Ah ne günler de o günler! Bize sıra geldiği sene ketirin yüzünü kaplardık. Hem de ne kaplama! Çukurören’de, İğdeli’nin arkasında, Çukuryatakta, Hacı yolunda, Karakepez’in arkasında, Kale civarında, Yuva Yolunda, Kağnı varmazda, Yalman’ın dölekte, Belağlı’nda, Sırayada, Uzun Arkaçta, haziranın başında hep biz yemyeşil olurduk. Nevşehir’den Aksaray’a gidenler ya da Aksaray’dan Nevşehir’e geçmekte olanlar bizi yemyeşil gördüklerinde içleri açılırdı.
Yazıya (arazi) çıkan herkes bizi görünce “ooh ne güzel Allah’a hamd olsun” derdi. Peşinden sessizce, “bu sene nohut iyi mahsul verecek” demeyi ihmal etmezdi. Bu cümleleri duyduğumuzda çok sevinirdik. Ya şimdi! Bizim yerimizde yeller esiyor.

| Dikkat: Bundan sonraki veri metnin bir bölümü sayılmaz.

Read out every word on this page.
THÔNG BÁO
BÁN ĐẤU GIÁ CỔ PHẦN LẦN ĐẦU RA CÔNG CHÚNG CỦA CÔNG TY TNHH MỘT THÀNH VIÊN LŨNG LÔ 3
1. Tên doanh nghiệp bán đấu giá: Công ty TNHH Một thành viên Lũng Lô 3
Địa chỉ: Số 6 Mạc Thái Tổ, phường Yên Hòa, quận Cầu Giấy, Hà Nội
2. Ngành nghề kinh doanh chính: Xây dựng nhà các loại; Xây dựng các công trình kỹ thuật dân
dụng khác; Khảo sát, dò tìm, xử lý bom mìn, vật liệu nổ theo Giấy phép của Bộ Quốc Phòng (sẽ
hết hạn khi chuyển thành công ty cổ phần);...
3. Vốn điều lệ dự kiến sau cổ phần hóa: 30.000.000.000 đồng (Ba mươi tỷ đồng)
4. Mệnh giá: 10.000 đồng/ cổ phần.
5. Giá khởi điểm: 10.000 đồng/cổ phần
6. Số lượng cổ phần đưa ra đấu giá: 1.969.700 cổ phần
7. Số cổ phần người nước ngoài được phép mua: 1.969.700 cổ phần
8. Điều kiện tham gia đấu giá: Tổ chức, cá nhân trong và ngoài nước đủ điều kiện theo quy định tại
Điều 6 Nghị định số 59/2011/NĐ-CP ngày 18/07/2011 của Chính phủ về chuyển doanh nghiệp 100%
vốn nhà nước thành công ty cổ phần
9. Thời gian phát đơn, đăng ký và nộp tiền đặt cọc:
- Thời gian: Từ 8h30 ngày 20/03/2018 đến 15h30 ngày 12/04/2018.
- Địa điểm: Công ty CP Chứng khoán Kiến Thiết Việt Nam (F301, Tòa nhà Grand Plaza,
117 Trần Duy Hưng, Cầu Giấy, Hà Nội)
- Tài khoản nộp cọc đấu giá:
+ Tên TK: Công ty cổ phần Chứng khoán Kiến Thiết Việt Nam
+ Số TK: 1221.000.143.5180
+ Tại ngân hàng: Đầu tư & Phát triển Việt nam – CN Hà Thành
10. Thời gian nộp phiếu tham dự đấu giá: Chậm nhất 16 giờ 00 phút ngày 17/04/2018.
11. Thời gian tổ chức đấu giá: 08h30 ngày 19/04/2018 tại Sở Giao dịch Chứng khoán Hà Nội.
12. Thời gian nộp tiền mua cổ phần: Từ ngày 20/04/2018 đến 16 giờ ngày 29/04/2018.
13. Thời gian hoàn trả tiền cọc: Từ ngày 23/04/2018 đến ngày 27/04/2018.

Ah Acıgöllü ah, düğün yemeklerinin anlı şanlı yahnisi yani ben, artık çıkamıyorum sofralarınıza. Fakir fukara, garip guraba benim yerime etli ekmekle iktifa ediyormuş. Fakat etli ekmekten de soğuk oluyor diye hep şikayet ediyormuşsunuz. Tabii şikayet edersiniz. Eviniz fırın değil ki çıkar çıkmaz sıcak sıcak yiyesiniz. Fırın eviniz değil ki davetlilere pideleri sıcak sıcak sunasınız. Her yemeğin bir zamanı var. Yapmayın, etmeyin, yeniden dönün geleneksel lezzetlerinize.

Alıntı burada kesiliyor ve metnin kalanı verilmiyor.